[OPEN-ILS-GENERAL] Evergreen 2.9 and PostgreSQL 9.4 - A Cautionary Tale
Chris Sharp
csharp at georgialibraries.org
Wed Feb 10 16:03:31 EST 2016
Thanks, Mike - I (and hopefully future generations of Evergreen admins) appreciate the clarifications!
Chris
----- Original Message -----
> From: "Mike Rylander" <mrylander at gmail.com>
> To: "Evergreen Discussion Group" <open-ils-general at list.georgialibraries.org>
> Sent: Wednesday, February 10, 2016 3:56:01 PM
> Subject: Re: [OPEN-ILS-GENERAL] Evergreen 2.9 and PostgreSQL 9.4 - A Cautionary Tale
>
> Chris,
>
> I was happy be able to perform that emergency diagnosis and
> immediately implement several of the changes you listed, and glad you
> were able to move quickly to implement my recommendations requiring
> restarts. I know it was a stressful time for your team, and it's
> frustrating when the things you've tried in the past don't help in new
> situations.
>
> I want to provide some context regarding the specific changes I made,
> and had you make, just so folks can make the best use of the
> information out there. Though I'm sure you know this, the details of
> the tuning any given Postgres instance are extremely dependent on the
> particular data set, even when you're using the same application
> (Evergreen in this case).
>
> With regard to the join collapse limit, there are many other data sets
> that do not show the same sensitivity to the setting as PINES. Most
> are well-served by the bug fix on
> https://bugs.launchpad.net/evergreen/+bug/1527731 . There is a
> not-insignificant cost to increasing this value, so there is a trade
> off to be weighed. In PINES case, the increase in large-query
> planning time was far outweighed by the cost of the very-slow queries
> being seen, of course. You'll notice that a much smaller increase
> described in the bug was all that was needed in Dan Wells' case,
> though even that was not necessary with the patch.
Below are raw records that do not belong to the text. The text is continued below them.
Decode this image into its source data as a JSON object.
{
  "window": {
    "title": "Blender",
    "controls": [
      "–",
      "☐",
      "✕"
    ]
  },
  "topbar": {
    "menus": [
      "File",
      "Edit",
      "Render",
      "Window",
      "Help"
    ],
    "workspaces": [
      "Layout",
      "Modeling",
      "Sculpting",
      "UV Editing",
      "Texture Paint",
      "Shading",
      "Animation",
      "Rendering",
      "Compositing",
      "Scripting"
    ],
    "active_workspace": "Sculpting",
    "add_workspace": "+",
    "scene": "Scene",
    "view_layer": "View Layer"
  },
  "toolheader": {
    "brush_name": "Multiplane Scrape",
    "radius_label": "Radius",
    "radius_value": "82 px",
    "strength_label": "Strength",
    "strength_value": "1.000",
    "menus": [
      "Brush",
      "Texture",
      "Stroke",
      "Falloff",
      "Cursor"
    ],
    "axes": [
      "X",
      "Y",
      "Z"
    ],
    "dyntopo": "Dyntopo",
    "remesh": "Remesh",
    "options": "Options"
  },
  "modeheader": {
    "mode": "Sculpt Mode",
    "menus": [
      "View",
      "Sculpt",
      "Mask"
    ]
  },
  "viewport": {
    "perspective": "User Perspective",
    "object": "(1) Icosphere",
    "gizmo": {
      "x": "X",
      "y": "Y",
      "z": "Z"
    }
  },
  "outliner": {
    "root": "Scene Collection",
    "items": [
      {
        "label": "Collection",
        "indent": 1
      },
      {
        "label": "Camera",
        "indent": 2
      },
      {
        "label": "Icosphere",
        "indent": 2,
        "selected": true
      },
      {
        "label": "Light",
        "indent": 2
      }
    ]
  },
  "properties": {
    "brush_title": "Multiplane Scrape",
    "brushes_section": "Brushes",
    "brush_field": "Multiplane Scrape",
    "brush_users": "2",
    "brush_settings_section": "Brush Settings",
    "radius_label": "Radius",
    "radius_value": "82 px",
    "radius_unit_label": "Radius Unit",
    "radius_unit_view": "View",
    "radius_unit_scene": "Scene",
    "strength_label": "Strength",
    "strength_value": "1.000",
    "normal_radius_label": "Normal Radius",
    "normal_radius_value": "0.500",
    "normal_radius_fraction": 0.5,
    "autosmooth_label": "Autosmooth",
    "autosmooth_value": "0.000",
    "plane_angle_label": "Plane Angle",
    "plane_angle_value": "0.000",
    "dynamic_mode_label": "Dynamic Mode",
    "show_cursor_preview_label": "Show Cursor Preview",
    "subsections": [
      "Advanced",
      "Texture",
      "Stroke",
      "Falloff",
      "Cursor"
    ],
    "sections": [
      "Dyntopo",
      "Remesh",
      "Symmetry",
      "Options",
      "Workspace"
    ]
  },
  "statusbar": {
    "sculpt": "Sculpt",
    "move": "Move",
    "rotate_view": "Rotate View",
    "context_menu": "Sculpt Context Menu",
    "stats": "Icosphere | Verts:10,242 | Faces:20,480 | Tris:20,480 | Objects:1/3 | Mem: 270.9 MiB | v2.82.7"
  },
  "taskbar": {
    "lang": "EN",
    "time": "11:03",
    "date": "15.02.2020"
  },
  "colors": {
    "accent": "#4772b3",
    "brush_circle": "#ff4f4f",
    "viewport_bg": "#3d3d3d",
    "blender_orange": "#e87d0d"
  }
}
An overly-high
> setting here can be detrimental to performance in general -- IOW,
> setting the join collapse limit as high as I've had you set it for
> PINES is definitely not a blanket optimization opportunity.
>
> For the ROWS adjustments, that can have a significant effect on plan
> creation (positive or negative) and is directly dependent on the data
> set. It was also critical in combination with the join collapse limit
> change, as otherwise row estimates in the PINES data set were still
> pushing plans in a sub-optimal direction. The specific setting of 300
> is only applicable to PINES. It feeds into the calculus that Postgres
> uses when constructing query plans, and must be tuned to the data set
> if it needs to be tuned at all. In many cases it does not need to be
> adjusted, and a high setting here can cause bad plans. While it does
> look like the value is essentially the number of org units in the
> instance, identifying the best value is not simply a matter of setting
> ROWS to approximately the number of org units you have -- there are
> situations (and configurations) where that isn't the correct thing to
> do, and it requires instance-specific evaluation to determine what's
> best.
>
> Indexes are also extremely data set dependent, of course, and their
> cost comes from the regular index maintenance costs. Obviously there's
> no need for multiple, identical indexes, so removing those is always a
> good recommendation if they are, indeed, duplicates. Adding an index
> is (relative to other tuning measures) pretty cheap if you have the
> drive space, but action.circulation is a pretty hot table (it changes
> a lot, and quickly), so unless there is a problem with timeouts to a
> site's collections vendor, I wouldn't recommend adding that specific
> index.
>
> For shared buffers, I can't think of a situation where I would
> recommend more than 32G, and even for PINES 16G is probably enough.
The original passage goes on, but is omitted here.